Der Film enthält keine Sprechertexte, d.h. er stellt keine Wertung seitens der Filmemacherin vor, jedoch nicht weil Adela Peewa keine eigene Meinung besitzt. Die hat sie und das klingt deutlich aus dem Interview heraus, das sie uns am Vorabend der Premiere gab:

СнимкаMein Aufgabe bestand darin, die Problematik in ihrer Tiefe zu beleuchten“, erzählt sie uns. „Es ist übrigens der erste bulgarische Film, der sich mit dem Nationalismus von heute auseinandersetzt.

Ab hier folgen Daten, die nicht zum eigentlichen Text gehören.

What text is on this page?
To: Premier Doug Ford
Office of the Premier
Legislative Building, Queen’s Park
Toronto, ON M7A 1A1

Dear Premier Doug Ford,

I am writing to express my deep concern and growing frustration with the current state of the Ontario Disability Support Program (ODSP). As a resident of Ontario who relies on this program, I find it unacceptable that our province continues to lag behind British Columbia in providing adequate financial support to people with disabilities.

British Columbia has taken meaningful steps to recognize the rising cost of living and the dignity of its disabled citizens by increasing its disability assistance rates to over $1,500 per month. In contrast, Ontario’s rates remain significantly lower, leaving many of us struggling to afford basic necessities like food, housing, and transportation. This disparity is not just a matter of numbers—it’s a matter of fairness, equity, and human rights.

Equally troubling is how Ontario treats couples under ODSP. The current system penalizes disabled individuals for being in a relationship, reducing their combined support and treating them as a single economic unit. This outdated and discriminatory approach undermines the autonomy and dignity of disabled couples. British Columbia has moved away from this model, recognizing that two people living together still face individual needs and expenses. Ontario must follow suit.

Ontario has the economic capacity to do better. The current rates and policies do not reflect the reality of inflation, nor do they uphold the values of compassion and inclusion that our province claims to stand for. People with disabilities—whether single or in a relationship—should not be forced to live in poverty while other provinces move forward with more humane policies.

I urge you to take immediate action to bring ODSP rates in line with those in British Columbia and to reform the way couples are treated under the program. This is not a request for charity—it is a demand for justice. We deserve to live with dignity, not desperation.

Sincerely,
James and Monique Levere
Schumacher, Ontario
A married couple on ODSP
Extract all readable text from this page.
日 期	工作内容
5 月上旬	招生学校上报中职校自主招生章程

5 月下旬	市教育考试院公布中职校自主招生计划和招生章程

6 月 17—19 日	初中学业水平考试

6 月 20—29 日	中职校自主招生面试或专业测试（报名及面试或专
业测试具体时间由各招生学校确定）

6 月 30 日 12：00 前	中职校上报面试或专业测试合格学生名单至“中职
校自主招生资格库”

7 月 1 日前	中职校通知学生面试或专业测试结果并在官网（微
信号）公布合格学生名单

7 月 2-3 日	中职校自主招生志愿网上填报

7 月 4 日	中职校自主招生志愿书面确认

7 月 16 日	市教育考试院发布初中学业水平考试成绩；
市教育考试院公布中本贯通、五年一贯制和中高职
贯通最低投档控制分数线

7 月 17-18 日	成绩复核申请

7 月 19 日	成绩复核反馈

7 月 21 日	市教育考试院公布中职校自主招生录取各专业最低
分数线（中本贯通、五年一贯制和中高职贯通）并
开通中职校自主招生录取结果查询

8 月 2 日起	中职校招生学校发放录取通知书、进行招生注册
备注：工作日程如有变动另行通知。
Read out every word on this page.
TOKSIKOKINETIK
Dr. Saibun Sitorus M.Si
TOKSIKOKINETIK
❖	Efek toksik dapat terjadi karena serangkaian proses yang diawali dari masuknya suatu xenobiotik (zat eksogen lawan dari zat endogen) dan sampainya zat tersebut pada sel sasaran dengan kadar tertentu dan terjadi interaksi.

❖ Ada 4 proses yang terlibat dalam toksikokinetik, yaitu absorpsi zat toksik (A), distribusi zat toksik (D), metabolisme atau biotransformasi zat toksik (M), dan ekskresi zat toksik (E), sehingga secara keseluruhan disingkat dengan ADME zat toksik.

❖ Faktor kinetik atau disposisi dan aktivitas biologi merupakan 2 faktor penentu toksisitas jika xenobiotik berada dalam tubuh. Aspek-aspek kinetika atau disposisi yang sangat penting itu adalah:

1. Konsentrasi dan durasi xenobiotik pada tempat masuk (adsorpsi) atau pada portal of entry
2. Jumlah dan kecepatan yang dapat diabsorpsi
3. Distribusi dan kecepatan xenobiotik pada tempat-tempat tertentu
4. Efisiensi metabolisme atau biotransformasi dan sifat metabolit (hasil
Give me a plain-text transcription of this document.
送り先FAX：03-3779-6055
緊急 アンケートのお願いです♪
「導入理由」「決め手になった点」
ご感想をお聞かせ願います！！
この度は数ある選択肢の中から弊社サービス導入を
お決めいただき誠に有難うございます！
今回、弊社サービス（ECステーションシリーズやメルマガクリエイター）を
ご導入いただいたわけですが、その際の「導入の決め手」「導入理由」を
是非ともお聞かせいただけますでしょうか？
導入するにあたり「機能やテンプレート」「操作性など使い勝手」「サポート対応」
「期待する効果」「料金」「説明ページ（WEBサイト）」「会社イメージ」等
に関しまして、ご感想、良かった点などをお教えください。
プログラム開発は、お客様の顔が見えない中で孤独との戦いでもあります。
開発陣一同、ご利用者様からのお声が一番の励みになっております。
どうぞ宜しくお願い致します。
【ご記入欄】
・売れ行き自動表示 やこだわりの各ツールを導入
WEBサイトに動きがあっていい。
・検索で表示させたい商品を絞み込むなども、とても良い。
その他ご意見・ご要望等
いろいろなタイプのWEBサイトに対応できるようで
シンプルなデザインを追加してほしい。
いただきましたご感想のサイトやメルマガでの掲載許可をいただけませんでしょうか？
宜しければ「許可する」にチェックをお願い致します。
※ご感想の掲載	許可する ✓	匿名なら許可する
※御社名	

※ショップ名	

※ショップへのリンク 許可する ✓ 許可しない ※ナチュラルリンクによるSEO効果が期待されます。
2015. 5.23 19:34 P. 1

Jeder weiß, was gemeint ist, geht aber diesem Thema aus dem Wege.“

Peewa hat das Drehbuch für den Film geschrieben und führte auch die Regie. Ganze drei Jahre lang nahm ihr Team verschiedene Aktivitäten der Haupthelden des Streifens auf, die aus Sofia, Stara Sagora und Plowdiw stammen.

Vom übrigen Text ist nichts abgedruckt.